Protest season is in full swing. A five-month campaign of fast-food-worker demonstrations reached its crescendo in September with marches in New York, Detroit, and dozens of other cities; a climate-change march later that month saw more than 100 protesters arrested in New York; and two months of protests against police in Ferguson, Missouri are set to coalesce in a “Weekend of Resistance” in and around the city starting Friday.
Along with all that free speech comes a very real risk of unlawful detention, physical injury, and gagging — metaphorical and literal — on the part of overzealous police. While those who have been manhandled by the police can’t literally strike back, they can use a powerful and increasingly effective legal avenue to hit cops and police departments where it really hurts: the wallet.
The avenue: a federal law known as Section 1983. Passed by Congress as part the Civil Rights Act of 1871, Section 1983 allows anyone whose Constitutional rights were violated by state employees to sue for damages in a federal court. It’s the basis for a $40 million lawsuit filed against the Ferguson police by five individuals arrested during the protests.
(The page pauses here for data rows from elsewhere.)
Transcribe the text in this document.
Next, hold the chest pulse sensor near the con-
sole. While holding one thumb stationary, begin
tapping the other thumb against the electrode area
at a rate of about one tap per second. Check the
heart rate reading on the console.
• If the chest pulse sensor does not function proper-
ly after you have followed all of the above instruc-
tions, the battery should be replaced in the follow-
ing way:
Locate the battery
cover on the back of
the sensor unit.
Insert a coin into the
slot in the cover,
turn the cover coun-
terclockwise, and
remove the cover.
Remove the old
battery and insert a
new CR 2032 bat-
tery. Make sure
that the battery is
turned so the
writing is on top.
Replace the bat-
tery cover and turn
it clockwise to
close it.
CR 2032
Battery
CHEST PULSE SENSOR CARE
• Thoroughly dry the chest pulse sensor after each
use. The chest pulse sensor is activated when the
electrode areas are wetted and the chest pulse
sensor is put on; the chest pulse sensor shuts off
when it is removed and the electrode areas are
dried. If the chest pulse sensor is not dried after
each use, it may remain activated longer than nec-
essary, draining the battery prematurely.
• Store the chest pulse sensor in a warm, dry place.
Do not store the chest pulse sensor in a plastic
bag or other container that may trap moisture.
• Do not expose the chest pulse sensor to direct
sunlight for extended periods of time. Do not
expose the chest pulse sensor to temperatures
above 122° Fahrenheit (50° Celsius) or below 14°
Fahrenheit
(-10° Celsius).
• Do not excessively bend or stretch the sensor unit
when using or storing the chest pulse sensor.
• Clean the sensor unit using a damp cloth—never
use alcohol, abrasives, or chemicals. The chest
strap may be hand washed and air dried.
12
While the law is more than 143 years old, in its second century it has become a powerful check against state and local government overreach. Why now? Well, for one thing, civil rights are a lot further along than they were in the Reconstruction Era. For context, at the time Section 1983 was enacted, women would wait 48 years for the 19th Amendment (giving them the right to vote) and African Americans had another 84 years to go until the Supreme Court ended segregation in Brown v. Board of Education.